In day 2 of the Supreme Court arguments on healthcare reform, most legal analysts say the individual mandate in the Affordable Care Act is in trouble based on the oral arguments. The good news is that eight justices were very engaged in asking questions (Justice Thomas apparently hasn’t asked a question in over six years). I just heard a snippet of the arguments where Justice Antonin Scalia questioned whether allowing the government to require individuals to buy health insurance could allow them to mandate other purchases. Like broccoli.

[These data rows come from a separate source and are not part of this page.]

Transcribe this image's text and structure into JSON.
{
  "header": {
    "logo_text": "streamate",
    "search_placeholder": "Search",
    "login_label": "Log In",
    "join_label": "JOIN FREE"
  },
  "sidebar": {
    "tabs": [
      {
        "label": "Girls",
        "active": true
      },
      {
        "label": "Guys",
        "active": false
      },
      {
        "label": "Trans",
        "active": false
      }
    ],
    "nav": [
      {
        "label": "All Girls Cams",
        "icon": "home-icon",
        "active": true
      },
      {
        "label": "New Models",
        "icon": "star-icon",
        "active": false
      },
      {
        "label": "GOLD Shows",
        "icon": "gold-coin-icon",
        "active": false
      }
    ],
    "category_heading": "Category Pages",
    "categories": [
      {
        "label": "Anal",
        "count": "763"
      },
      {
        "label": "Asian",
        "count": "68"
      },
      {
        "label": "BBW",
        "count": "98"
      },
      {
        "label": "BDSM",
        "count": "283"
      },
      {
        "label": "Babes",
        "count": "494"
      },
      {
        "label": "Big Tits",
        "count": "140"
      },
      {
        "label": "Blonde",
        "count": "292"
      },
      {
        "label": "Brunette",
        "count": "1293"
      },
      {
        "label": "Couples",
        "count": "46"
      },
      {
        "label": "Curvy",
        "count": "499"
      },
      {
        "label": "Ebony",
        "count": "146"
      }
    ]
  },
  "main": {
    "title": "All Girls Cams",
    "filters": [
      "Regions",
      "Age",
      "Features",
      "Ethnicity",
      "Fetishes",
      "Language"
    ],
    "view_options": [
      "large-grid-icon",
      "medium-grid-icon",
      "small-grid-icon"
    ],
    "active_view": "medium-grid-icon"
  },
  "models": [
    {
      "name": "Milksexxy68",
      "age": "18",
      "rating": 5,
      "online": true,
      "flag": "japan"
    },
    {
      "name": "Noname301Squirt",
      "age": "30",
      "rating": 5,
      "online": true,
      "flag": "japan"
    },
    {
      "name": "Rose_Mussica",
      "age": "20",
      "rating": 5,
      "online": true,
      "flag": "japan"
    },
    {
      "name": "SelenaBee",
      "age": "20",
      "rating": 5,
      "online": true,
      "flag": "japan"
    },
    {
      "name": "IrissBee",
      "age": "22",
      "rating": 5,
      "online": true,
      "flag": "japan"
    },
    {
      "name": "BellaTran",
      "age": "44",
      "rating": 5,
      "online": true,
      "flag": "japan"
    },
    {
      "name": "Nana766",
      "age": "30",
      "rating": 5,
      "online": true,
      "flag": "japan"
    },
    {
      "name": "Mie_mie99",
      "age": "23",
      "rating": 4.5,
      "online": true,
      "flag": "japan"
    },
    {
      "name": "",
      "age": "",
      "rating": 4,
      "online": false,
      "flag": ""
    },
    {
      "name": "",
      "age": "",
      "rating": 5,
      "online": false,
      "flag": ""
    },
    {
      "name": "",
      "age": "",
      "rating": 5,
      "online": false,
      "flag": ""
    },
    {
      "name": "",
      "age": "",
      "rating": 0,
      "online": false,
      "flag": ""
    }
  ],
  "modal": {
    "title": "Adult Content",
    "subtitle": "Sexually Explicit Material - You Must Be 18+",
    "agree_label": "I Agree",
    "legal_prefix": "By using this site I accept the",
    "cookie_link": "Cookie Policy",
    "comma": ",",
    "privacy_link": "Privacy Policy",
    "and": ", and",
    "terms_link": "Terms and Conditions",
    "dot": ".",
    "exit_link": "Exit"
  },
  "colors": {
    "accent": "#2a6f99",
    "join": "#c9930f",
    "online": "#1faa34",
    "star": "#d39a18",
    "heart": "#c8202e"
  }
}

It’s a flawed analogy, and here’s why:

  • All people need healthcare at some points in their lives, and if they do not obtain insurance, the cost of their care is shifted onto those with insurance. Not the case with broccoli eaters. For them, broccoli is a choice. And if they don’t buy broccoli, they might instead buy peas, beans or vitamins, or nothing at all (in which case they will need our healthcare system!)
  • The government doesn’t mandate that all people, broccoli eaters or not, be able to eat free in America’s restaurants when they are really hungry. And they certainly don’t expect other diners to foot the bill for someone who can’t or won’t pay. But that’s what happens in our country with respect to healthcare. Under the federal EMTALA law, all hospitals must treat and stabilize all people who present in the emergency room, regardless of their ability to pay. In New Jersey, the legal mandate goes even further to include not just the ED but all settings.
  • There is no supermarket for the uninsured. Hospitals and federally qualified health centers are their safety nets. Commercial insurers aren’t looking to provide them with free insurance. But broccoli is freely available at any grocery store or produce stand.

I’m proud of Justice Scalia and have a deep respect for him. After all, he’s a Jersey boy who made good. But his broccoli analogy leaves me hungry for some thoughtful analysis.